Interactions of the intrinsically disordered selenoprotein S with a small GTPase regulator

Abstract

Selenoproteins are a family of enzymes that employ the rare amino acid selenocysteine to catalyze chemical reactions. Among them, selenoprotein S stands out because the selenocysteine is positioned in an intrinsically disordered segment. The physiological function of this enzyme is unknown, although it was shown to take part in ER homeostasis by mediating protein degradation and may also have a role in vesicle trafficking, lipid metabolism, and management of oxidative stress. To elucidate its function in vesicle trafficking, we demonstrate that selenoprotein S binds the nucleotide exchange regulator of small GTPases, SmgGDS, a regulator of the Ras and Rho family members.
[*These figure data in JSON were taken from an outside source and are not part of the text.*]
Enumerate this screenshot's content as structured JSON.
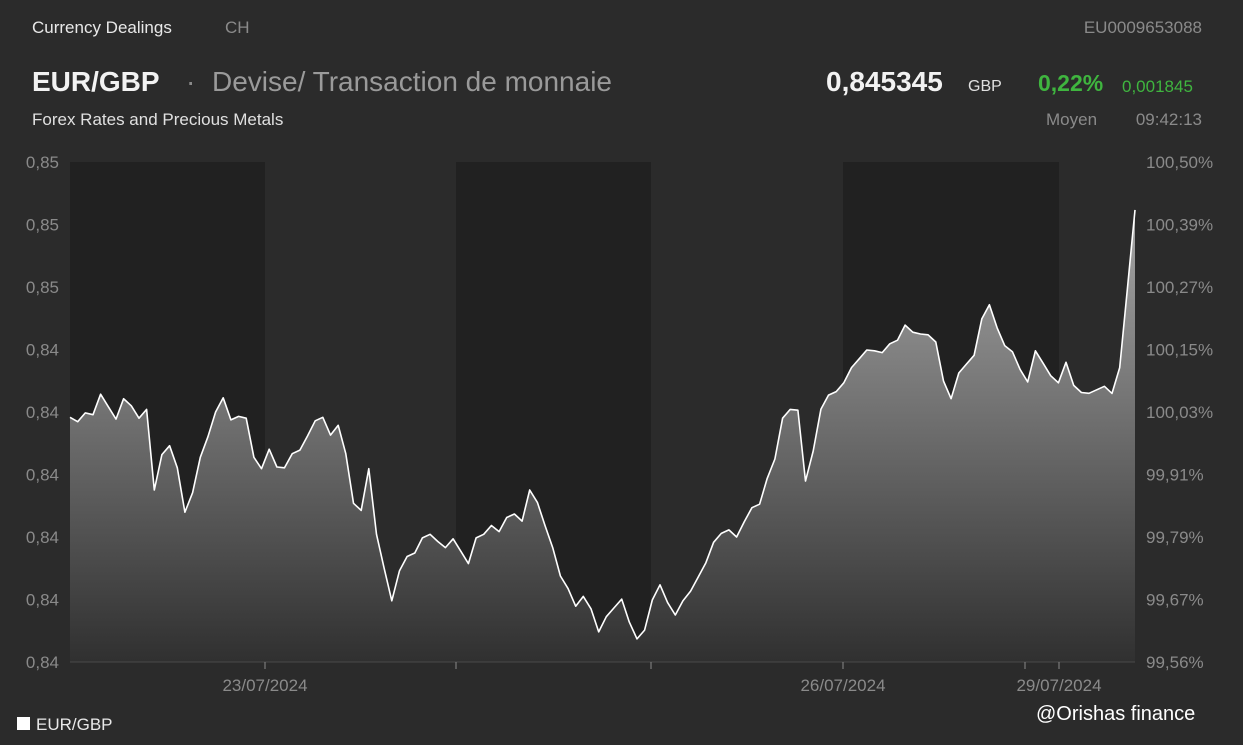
{
  "header": {
    "category": "Currency Dealings",
    "country": "CH",
    "isin": "EU0009653088",
    "symbol": "EUR/GBP",
    "separator": "·",
    "long_name": "Devise/ Transaction de monnaie",
    "subcategory": "Forex Rates and Precious Metals",
    "price": "0,845345",
    "currency": "GBP",
    "change_pct": "0,22%",
    "change_abs": "0,001845",
    "price_type": "Moyen",
    "time": "09:42:13"
  },
  "colors": {
    "background": "#2b2b2b",
    "shaded_band": "#212121",
    "line": "#ffffff",
    "positive": "#3fb53f",
    "muted_text": "#8a8a8a"
  },
  "legend": {
    "label": "EUR/GBP",
    "position": "bottom-left"
  },
  "watermark": "@Orishas finance",
  "chart_data": {
    "type": "area",
    "title": "",
    "xlabel": "",
    "ylabel": "",
    "x_tick_labels": [
      "23/07/2024",
      "26/07/2024",
      "29/07/2024"
    ],
    "y_left_tick_labels": [
      "0,85",
      "0,85",
      "0,85",
      "0,84",
      "0,84",
      "0,84",
      "0,84",
      "0,84",
      "0,84"
    ],
    "y_right_tick_labels": [
      "100,50%",
      "100,39%",
      "100,27%",
      "100,15%",
      "100,03%",
      "99,91%",
      "99,79%",
      "99,67%",
      "99,56%"
    ],
    "y_right_range_pct": [
      99.56,
      100.5
    ],
    "series": [
      {
        "name": "EUR/GBP",
        "unit": "% of reference",
        "values": [
          100.02,
          100.01,
          100.03,
          100.03,
          100.06,
          100.04,
          100.02,
          100.05,
          100.04,
          100.02,
          100.04,
          99.88,
          99.95,
          99.97,
          99.92,
          99.84,
          99.88,
          99.95,
          99.98,
          100.03,
          100.06,
          100.01,
          100.02,
          100.02,
          99.95,
          99.92,
          99.96,
          99.93,
          99.92,
          99.95,
          99.96,
          99.99,
          100.01,
          100.02,
          99.99,
          100.0,
          99.95,
          99.86,
          99.85,
          99.92,
          99.8,
          99.74,
          99.67,
          99.73,
          99.76,
          99.77,
          99.79,
          99.8,
          99.79,
          99.77,
          99.79,
          99.77,
          99.75,
          99.79,
          99.8,
          99.82,
          99.8,
          99.83,
          99.84,
          99.83,
          99.88,
          99.86,
          99.82,
          99.77,
          99.72,
          99.7,
          99.67,
          99.68,
          99.66,
          99.62,
          99.64,
          99.66,
          99.68,
          99.64,
          99.6,
          99.62,
          99.68,
          99.7,
          99.67,
          99.65,
          99.68,
          99.69,
          99.72,
          99.75,
          99.78,
          99.8,
          99.81,
          99.8,
          99.82,
          99.85,
          99.86,
          99.9,
          99.94,
          100.02,
          100.04,
          100.03,
          99.9,
          99.96,
          100.03,
          100.06,
          100.07,
          100.09,
          100.11,
          100.13,
          100.15,
          100.14,
          100.14,
          100.16,
          100.17,
          100.19,
          100.18,
          100.18,
          100.17,
          100.16,
          100.09,
          100.06,
          100.1,
          100.12,
          100.14,
          100.2,
          100.23,
          100.19,
          100.16,
          100.14,
          100.11,
          100.09,
          100.14,
          100.12,
          100.1,
          100.09,
          100.12,
          100.08,
          100.07,
          100.06,
          100.07,
          100.08,
          100.07,
          100.11,
          100.26,
          100.41
        ]
      }
    ],
    "grid": false
  }
}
Curiously, both selenoprotein S and SmgGDS are hijacked by non‐structural proteins of SARS‐CoV‐2, along with other proteins involved in maintaining ER homeostasis and regulation of the secretory pathway. To investigate this link, we have characterized the interactions between selenoprotein S and SmgGDS. We show that the interaction requires the hydrophobic segment of selenoprotein S, previously thought to be transmembrane. We describe biochemical assays to examine the putative role of selenoprotein S in modulating SmgGDS function and whether it accelerates the rate release of GTPases from SmgGDS.